Van Der Merwe showed how the arm can wave hello, sweep laterally like a realtor showing off a living room, and do a bicep curl. (It can lift 20 pounds.) As he went through the motions, Randy Campbell, who is missing his right arm just below the shoulder, approached. He'll be testing the prosthetic for DEKA, and Campbell, who lives near Moosehead Lake, Maine, is hoping the new arm might improve the outcome of his frequent fishing expeditions. Recently, DEKA signed up the first Iraq War veteran who will test the arm, a 27-year-old who lost both arms below the elbow.
DEKA isn't the only local group trying to push prosthetics forward. Liberating Technologies Inc., an artificial-arms maker in Holliston, is collaborating with InnerSea Technology Inc. of Bedford to develop electrodes that could be implanted inside the body but powered by an external battery.
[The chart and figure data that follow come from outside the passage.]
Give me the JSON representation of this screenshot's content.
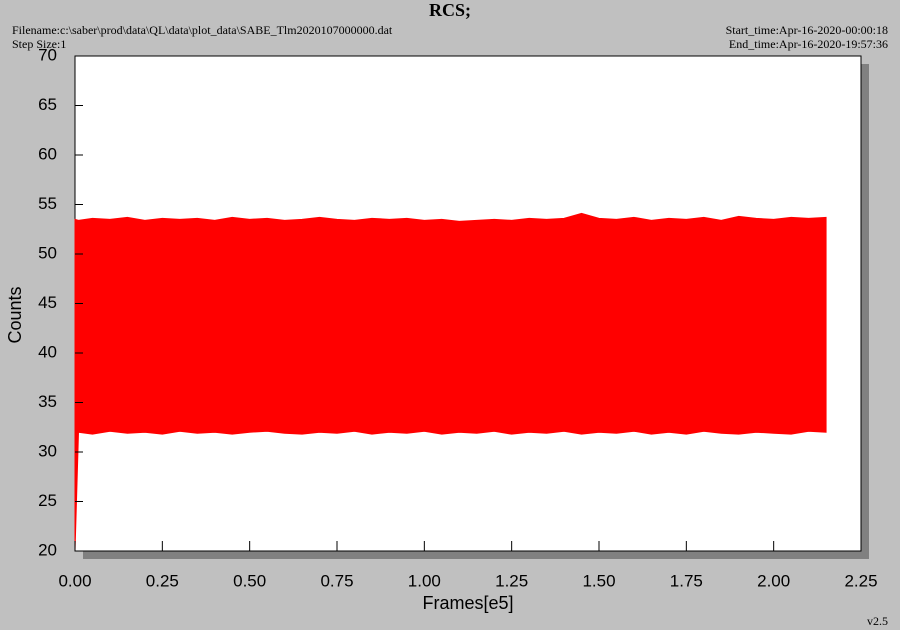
{
  "chart_data": {
    "type": "range",
    "title": "RCS;",
    "filename": "Filename:c:\\saber\\prod\\data\\QL\\data\\plot_data\\SABE_Tlm2020107000000.dat",
    "step_size": "Step Size:1",
    "start_time": "Start_time:Apr-16-2020-00:00:18",
    "end_time": "End_time:Apr-16-2020-19:57:36",
    "version": "v2.5",
    "xlabel": "Frames[e5]",
    "ylabel": "Counts",
    "color": "#ff0000",
    "xlim": [
      0,
      2.25
    ],
    "ylim": [
      20,
      70
    ],
    "xticks": [
      {
        "value": 0,
        "label": "0.00"
      },
      {
        "value": 0.25,
        "label": "0.25"
      },
      {
        "value": 0.5,
        "label": "0.50"
      },
      {
        "value": 0.75,
        "label": "0.75"
      },
      {
        "value": 1,
        "label": "1.00"
      },
      {
        "value": 1.25,
        "label": "1.25"
      },
      {
        "value": 1.5,
        "label": "1.50"
      },
      {
        "value": 1.75,
        "label": "1.75"
      },
      {
        "value": 2,
        "label": "2.00"
      },
      {
        "value": 2.25,
        "label": "2.25"
      }
    ],
    "yticks": [
      20,
      25,
      30,
      35,
      40,
      45,
      50,
      55,
      60,
      65,
      70
    ],
    "x": [
      0,
      0.01,
      0.05,
      0.1,
      0.15,
      0.2,
      0.25,
      0.3,
      0.35,
      0.4,
      0.45,
      0.5,
      0.55,
      0.6,
      0.65,
      0.7,
      0.75,
      0.8,
      0.85,
      0.9,
      0.95,
      1,
      1.05,
      1.1,
      1.15,
      1.2,
      1.25,
      1.3,
      1.35,
      1.4,
      1.45,
      1.5,
      1.55,
      1.6,
      1.65,
      1.7,
      1.75,
      1.8,
      1.85,
      1.9,
      1.95,
      2,
      2.05,
      2.1,
      2.15
    ],
    "high": [
      53.5,
      53.4,
      53.6,
      53.5,
      53.7,
      53.4,
      53.6,
      53.5,
      53.6,
      53.4,
      53.7,
      53.5,
      53.6,
      53.4,
      53.5,
      53.7,
      53.5,
      53.4,
      53.6,
      53.5,
      53.6,
      53.4,
      53.5,
      53.3,
      53.4,
      53.5,
      53.4,
      53.6,
      53.5,
      53.6,
      54.1,
      53.6,
      53.5,
      53.7,
      53.4,
      53.6,
      53.5,
      53.7,
      53.4,
      53.8,
      53.6,
      53.5,
      53.7,
      53.6,
      53.7
    ],
    "low": [
      20,
      32.0,
      31.8,
      32.1,
      31.9,
      32.0,
      31.8,
      32.1,
      31.9,
      32.0,
      31.8,
      32.0,
      32.1,
      31.9,
      31.8,
      32.0,
      31.9,
      32.1,
      31.8,
      32.0,
      31.9,
      32.1,
      31.8,
      32.0,
      31.9,
      32.1,
      31.8,
      32.0,
      31.9,
      32.1,
      31.8,
      32.0,
      31.9,
      32.1,
      31.8,
      32.0,
      31.8,
      32.1,
      31.9,
      31.8,
      32.0,
      31.9,
      31.8,
      32.1,
      32.0
    ]
  }
}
The electrodes could help relay a clearer signal from muscles to prosthetic devices; the work is being funded by a grant from the National Institutes of Health. Liberating has also joined with Foster-Miller Inc., a Waltham robotics company, to develop an advanced prosthetic leg that would "respond to commands from the body, rather than react to feedback from the ground," said Bill Hanson, president of Liberating Technologies.
Liberating has also been advising DEKA on its work and could wind up being the company that makes the new arms. "Our technology now," which costs anywhere from $60,000 to $100,000, "is five years old, and five years is a long time in the technology world. It's time to move ahead," Hanson said. He estimates that the arm being designed by DEKA would cost several times as much as a current model.
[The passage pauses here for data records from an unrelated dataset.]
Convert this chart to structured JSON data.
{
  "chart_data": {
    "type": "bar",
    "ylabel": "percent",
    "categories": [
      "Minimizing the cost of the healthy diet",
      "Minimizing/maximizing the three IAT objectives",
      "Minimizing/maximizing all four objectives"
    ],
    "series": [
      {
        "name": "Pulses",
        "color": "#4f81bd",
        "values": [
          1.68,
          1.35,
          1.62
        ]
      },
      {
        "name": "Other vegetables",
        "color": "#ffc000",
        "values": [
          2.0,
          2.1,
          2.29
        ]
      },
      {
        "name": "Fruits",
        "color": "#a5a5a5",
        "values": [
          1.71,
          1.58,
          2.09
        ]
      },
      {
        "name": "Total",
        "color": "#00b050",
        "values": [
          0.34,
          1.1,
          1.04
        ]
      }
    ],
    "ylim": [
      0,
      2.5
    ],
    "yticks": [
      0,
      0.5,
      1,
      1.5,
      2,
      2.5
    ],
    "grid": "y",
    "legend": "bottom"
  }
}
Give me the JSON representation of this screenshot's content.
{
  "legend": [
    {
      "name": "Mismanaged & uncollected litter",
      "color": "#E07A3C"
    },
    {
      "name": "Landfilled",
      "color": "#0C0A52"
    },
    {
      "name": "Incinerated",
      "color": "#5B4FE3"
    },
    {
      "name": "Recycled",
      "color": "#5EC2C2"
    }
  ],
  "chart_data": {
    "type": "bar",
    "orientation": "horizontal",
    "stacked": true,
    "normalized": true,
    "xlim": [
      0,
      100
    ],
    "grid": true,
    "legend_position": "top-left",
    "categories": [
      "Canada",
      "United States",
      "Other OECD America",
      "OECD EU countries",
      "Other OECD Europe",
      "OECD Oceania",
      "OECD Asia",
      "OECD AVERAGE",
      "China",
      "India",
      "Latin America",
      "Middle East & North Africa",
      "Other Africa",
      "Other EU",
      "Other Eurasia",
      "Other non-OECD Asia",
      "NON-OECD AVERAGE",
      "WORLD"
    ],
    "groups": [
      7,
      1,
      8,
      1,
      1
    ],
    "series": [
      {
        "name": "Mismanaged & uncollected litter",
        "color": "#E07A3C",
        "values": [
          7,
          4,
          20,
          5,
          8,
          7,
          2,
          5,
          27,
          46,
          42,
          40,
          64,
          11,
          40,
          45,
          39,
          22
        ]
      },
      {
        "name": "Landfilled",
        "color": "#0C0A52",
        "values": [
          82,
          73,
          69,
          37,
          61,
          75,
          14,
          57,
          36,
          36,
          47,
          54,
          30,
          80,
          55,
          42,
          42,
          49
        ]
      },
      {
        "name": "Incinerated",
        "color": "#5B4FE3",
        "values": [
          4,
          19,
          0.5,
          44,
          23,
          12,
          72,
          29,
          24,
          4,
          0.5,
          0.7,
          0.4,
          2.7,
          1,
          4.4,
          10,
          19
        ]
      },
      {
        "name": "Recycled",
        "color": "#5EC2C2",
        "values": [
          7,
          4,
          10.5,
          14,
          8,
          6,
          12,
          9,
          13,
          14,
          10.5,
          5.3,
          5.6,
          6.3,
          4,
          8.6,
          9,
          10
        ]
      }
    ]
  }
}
"DARPA is trying to provide the best technology they can for wounded military personnel," Hanson said, "and that's a wonderful thing to do. But to see this technology trickle down to the civilian population as well, you have to produce it at a price that Medicare, worker's comp, and third-party payers will pay for."
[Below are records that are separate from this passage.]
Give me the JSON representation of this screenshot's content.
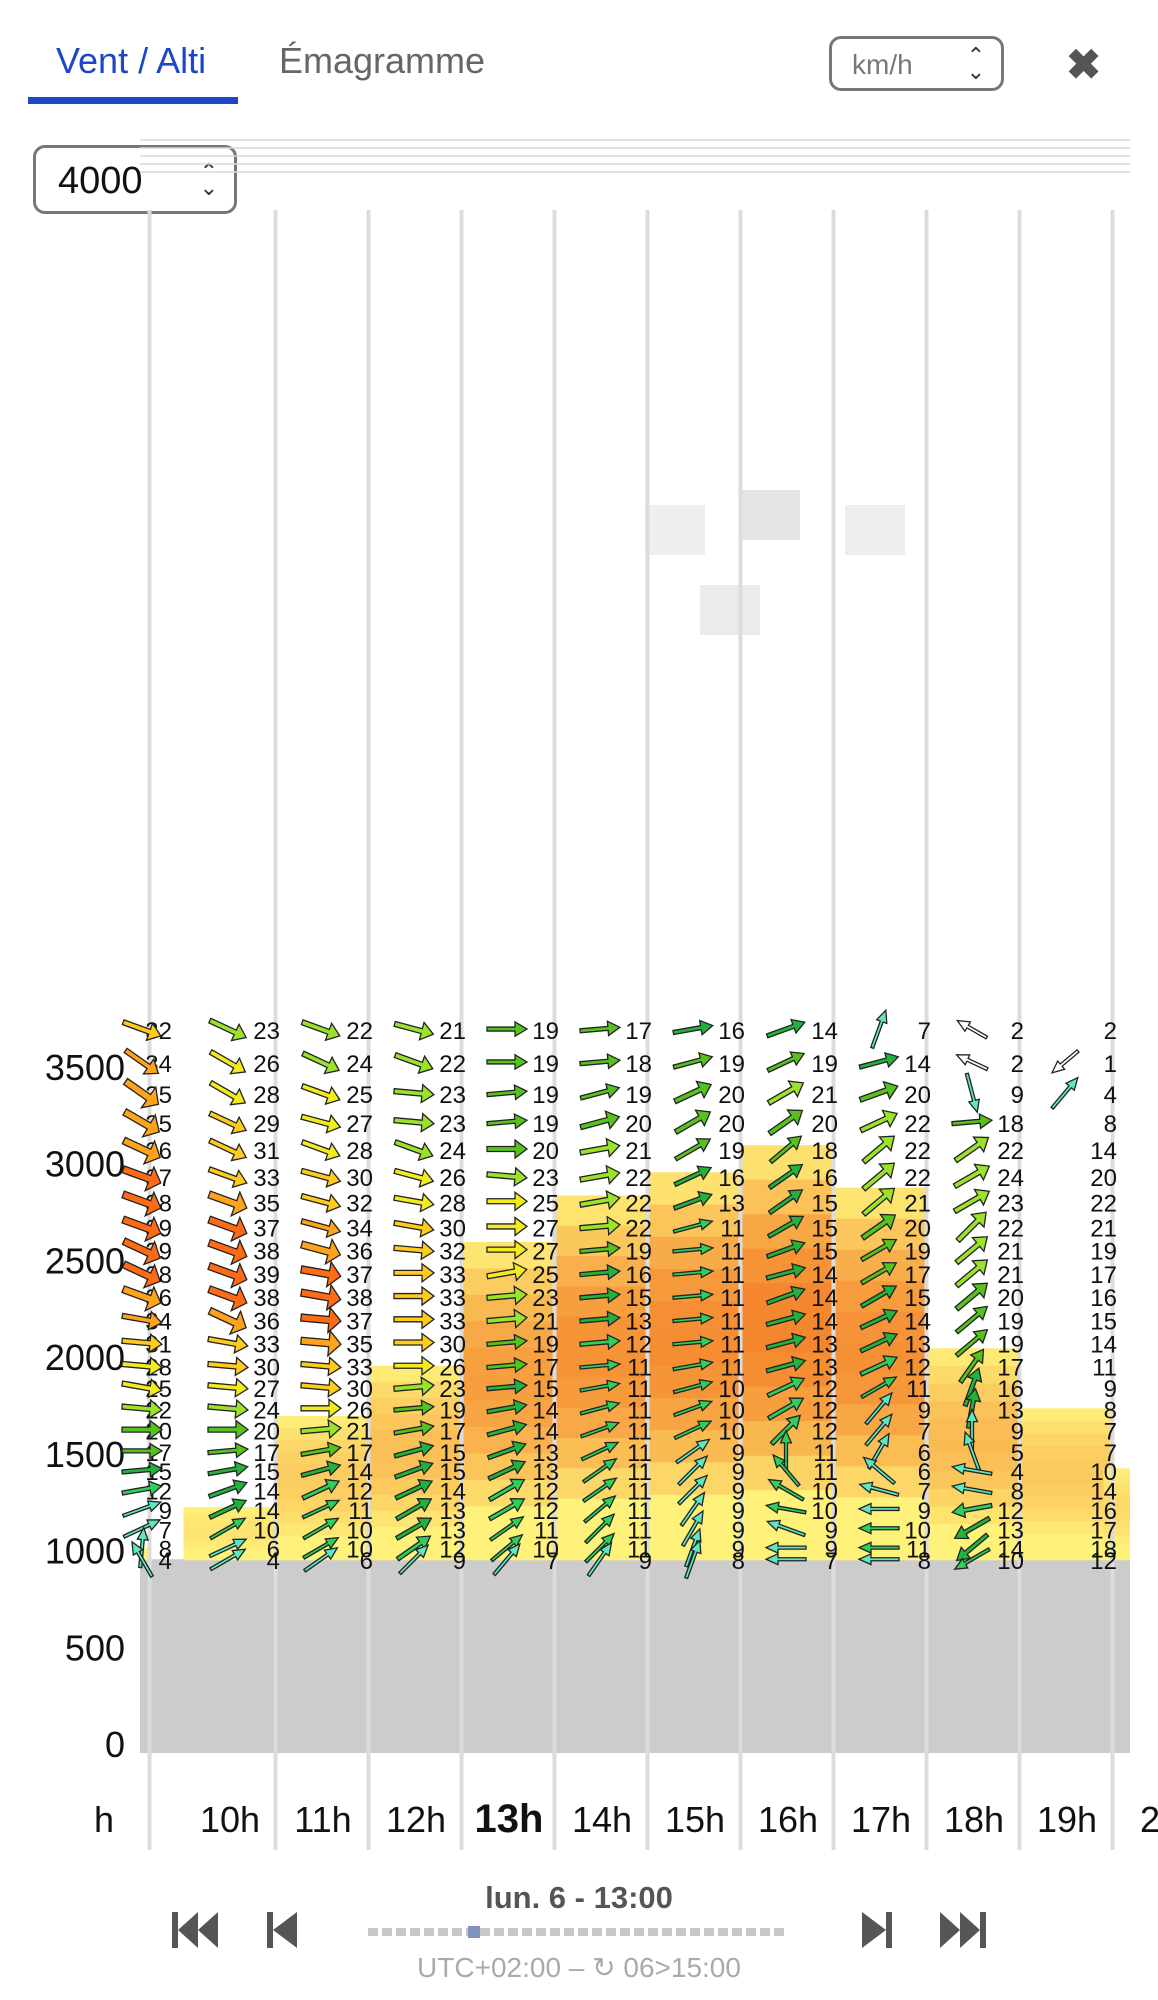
{
  "tabs": [
    {
      "label": "Vent / Alti",
      "active": true
    },
    {
      "label": "Émagramme",
      "active": false
    }
  ],
  "unit_select": {
    "value": "km/h"
  },
  "altitude_select": {
    "value": "4000"
  },
  "close_icon": "close-icon",
  "footer": {
    "date_label": "lun. 6 - 13:00",
    "tz_label": "UTC+02:00 – ↻ 06>15:00"
  },
  "colors": {
    "accent": "#1c47c9",
    "ground": "#cccccc",
    "thermal_low": "#fff27a",
    "thermal_high": "#f4822b"
  },
  "chart_data": {
    "type": "heatmap",
    "y_ticks": [
      "3500",
      "3000",
      "2500",
      "2000",
      "1500",
      "1000",
      "500",
      "0"
    ],
    "x_labels": [
      "h",
      "10h",
      "11h",
      "12h",
      "13h",
      "14h",
      "15h",
      "16h",
      "17h",
      "18h",
      "19h",
      "2"
    ],
    "current_hour": "13h",
    "ground_altitude": 960,
    "thermal_tops": [
      1020,
      1230,
      1700,
      1960,
      2600,
      2840,
      2960,
      3100,
      2880,
      2050,
      1740,
      1430
    ],
    "levels": [
      {
        "alt": 3700,
        "speeds": [
          32,
          23,
          22,
          21,
          19,
          17,
          16,
          14,
          7,
          2,
          2
        ],
        "dirs": [
          290,
          295,
          290,
          285,
          270,
          265,
          260,
          250,
          200,
          120
        ]
      },
      {
        "alt": 3530,
        "speeds": [
          34,
          26,
          24,
          22,
          19,
          18,
          19,
          19,
          14,
          2,
          1
        ],
        "dirs": [
          305,
          300,
          295,
          290,
          270,
          265,
          255,
          245,
          255,
          115,
          50
        ]
      },
      {
        "alt": 3370,
        "speeds": [
          35,
          28,
          25,
          23,
          19,
          19,
          20,
          21,
          20,
          9,
          4
        ],
        "dirs": [
          305,
          300,
          290,
          275,
          265,
          255,
          245,
          240,
          250,
          345,
          220
        ]
      },
      {
        "alt": 3220,
        "speeds": [
          35,
          29,
          27,
          23,
          19,
          20,
          20,
          20,
          22,
          18,
          8
        ],
        "dirs": [
          300,
          295,
          285,
          275,
          265,
          255,
          240,
          235,
          245,
          265
        ]
      },
      {
        "alt": 3080,
        "speeds": [
          36,
          31,
          28,
          24,
          20,
          21,
          19,
          18,
          22,
          22,
          14
        ],
        "dirs": [
          295,
          295,
          290,
          290,
          270,
          260,
          240,
          230,
          230,
          235
        ]
      },
      {
        "alt": 2940,
        "speeds": [
          37,
          33,
          30,
          26,
          23,
          22,
          16,
          16,
          22,
          24,
          20
        ],
        "dirs": [
          290,
          290,
          285,
          285,
          275,
          260,
          245,
          235,
          230,
          240
        ]
      },
      {
        "alt": 2810,
        "speeds": [
          38,
          35,
          32,
          28,
          25,
          22,
          13,
          15,
          21,
          23,
          22
        ],
        "dirs": [
          290,
          290,
          285,
          280,
          270,
          260,
          250,
          235,
          230,
          240
        ]
      },
      {
        "alt": 2680,
        "speeds": [
          39,
          37,
          34,
          30,
          27,
          22,
          11,
          15,
          20,
          22,
          21
        ],
        "dirs": [
          290,
          290,
          285,
          280,
          270,
          265,
          255,
          240,
          235,
          225
        ]
      },
      {
        "alt": 2560,
        "speeds": [
          39,
          38,
          36,
          32,
          27,
          19,
          11,
          15,
          19,
          21,
          19
        ],
        "dirs": [
          295,
          290,
          285,
          275,
          270,
          265,
          265,
          250,
          240,
          230
        ]
      },
      {
        "alt": 2440,
        "speeds": [
          38,
          39,
          37,
          33,
          25,
          16,
          11,
          14,
          17,
          21,
          17
        ],
        "dirs": [
          295,
          290,
          280,
          270,
          260,
          265,
          265,
          255,
          240,
          230
        ]
      },
      {
        "alt": 2320,
        "speeds": [
          36,
          38,
          38,
          33,
          23,
          15,
          11,
          14,
          15,
          20,
          16
        ],
        "dirs": [
          290,
          290,
          280,
          270,
          265,
          265,
          265,
          250,
          240,
          230
        ]
      },
      {
        "alt": 2200,
        "speeds": [
          34,
          36,
          37,
          33,
          21,
          13,
          11,
          14,
          14,
          19,
          15
        ],
        "dirs": [
          280,
          295,
          275,
          270,
          265,
          265,
          265,
          255,
          245,
          230
        ]
      },
      {
        "alt": 2080,
        "speeds": [
          31,
          33,
          35,
          30,
          19,
          12,
          11,
          13,
          13,
          19,
          14
        ],
        "dirs": [
          275,
          280,
          275,
          270,
          265,
          265,
          265,
          255,
          245,
          230
        ]
      },
      {
        "alt": 1960,
        "speeds": [
          28,
          30,
          33,
          26,
          17,
          11,
          11,
          13,
          12,
          17,
          11
        ],
        "dirs": [
          275,
          275,
          275,
          270,
          265,
          265,
          260,
          255,
          245,
          215
        ]
      },
      {
        "alt": 1850,
        "speeds": [
          25,
          27,
          30,
          23,
          15,
          11,
          10,
          12,
          11,
          16,
          9
        ],
        "dirs": [
          280,
          275,
          275,
          265,
          265,
          260,
          255,
          245,
          240,
          200
        ]
      },
      {
        "alt": 1740,
        "speeds": [
          22,
          24,
          26,
          19,
          14,
          11,
          10,
          12,
          9,
          13,
          8
        ],
        "dirs": [
          275,
          275,
          270,
          265,
          260,
          255,
          250,
          240,
          220,
          190
        ]
      },
      {
        "alt": 1630,
        "speeds": [
          20,
          20,
          21,
          17,
          14,
          11,
          10,
          12,
          7,
          9,
          7
        ],
        "dirs": [
          270,
          270,
          265,
          260,
          255,
          250,
          245,
          225,
          220,
          180
        ]
      },
      {
        "alt": 1520,
        "speeds": [
          17,
          17,
          17,
          15,
          13,
          11,
          9,
          11,
          6,
          5,
          7
        ],
        "dirs": [
          270,
          265,
          260,
          255,
          250,
          245,
          235,
          180,
          210,
          160
        ]
      },
      {
        "alt": 1420,
        "speeds": [
          15,
          15,
          14,
          15,
          13,
          11,
          9,
          11,
          6,
          4,
          10
        ],
        "dirs": [
          265,
          260,
          255,
          250,
          245,
          235,
          225,
          140,
          130,
          100
        ]
      },
      {
        "alt": 1320,
        "speeds": [
          12,
          14,
          12,
          14,
          12,
          11,
          9,
          10,
          7,
          8,
          14
        ],
        "dirs": [
          260,
          250,
          245,
          245,
          240,
          235,
          225,
          120,
          105,
          100
        ]
      },
      {
        "alt": 1220,
        "speeds": [
          9,
          14,
          11,
          13,
          12,
          11,
          9,
          10,
          9,
          12,
          16
        ],
        "dirs": [
          250,
          245,
          245,
          240,
          240,
          230,
          215,
          100,
          90,
          80
        ]
      },
      {
        "alt": 1120,
        "speeds": [
          7,
          10,
          10,
          13,
          11,
          11,
          9,
          9,
          10,
          13,
          17
        ],
        "dirs": [
          245,
          240,
          240,
          240,
          235,
          225,
          210,
          110,
          90,
          60
        ]
      },
      {
        "alt": 1020,
        "speeds": [
          8,
          6,
          10,
          12,
          10,
          11,
          9,
          9,
          11,
          14,
          18
        ],
        "dirs": [
          185,
          245,
          240,
          235,
          230,
          225,
          200,
          90,
          90,
          50
        ]
      },
      {
        "alt": 960,
        "speeds": [
          4,
          4,
          6,
          9,
          7,
          9,
          8,
          7,
          8,
          10,
          12
        ],
        "dirs": [
          150,
          240,
          235,
          225,
          220,
          215,
          200,
          90,
          90,
          60
        ]
      }
    ]
  }
}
Breakthrough technology, unfortunately, rarely comes cheap. One of DEKA's earlier innovations was the Independence iBOT, an all-terrain wheelchair that can climb stairs. It is sold by a division of Johnson & Johnson for about $25,000. A spin-off product, the self-balancing Segway Personal Transporter, costs about $5,000.
By the end of this month, DEKA is hoping have its second-generation arm finished, shaving a few pounds off the original and slightly shrinking the elbow and hand. For users who choose to wear a skin-like cosmesis, rather than go for the Terminator look, DEKA wants to better integrate the cosmesis with the technology it will conceal, so that the arm's functionality won't be limited. And if DEKA lands a follow-on grant from DARPA, that would allow the company to continue developing the arm and transforming it from an impressive prototype into a real product.
Kamen hopes the market for the product won't get too big. But he's gratified to see the arms being used by patients, and he brags like a proud parent about what they can do with them. For example, one patient shows off by picking up individual M&Ms, and another can use a power drill. "We've given them a new perspective on life," Kamen said.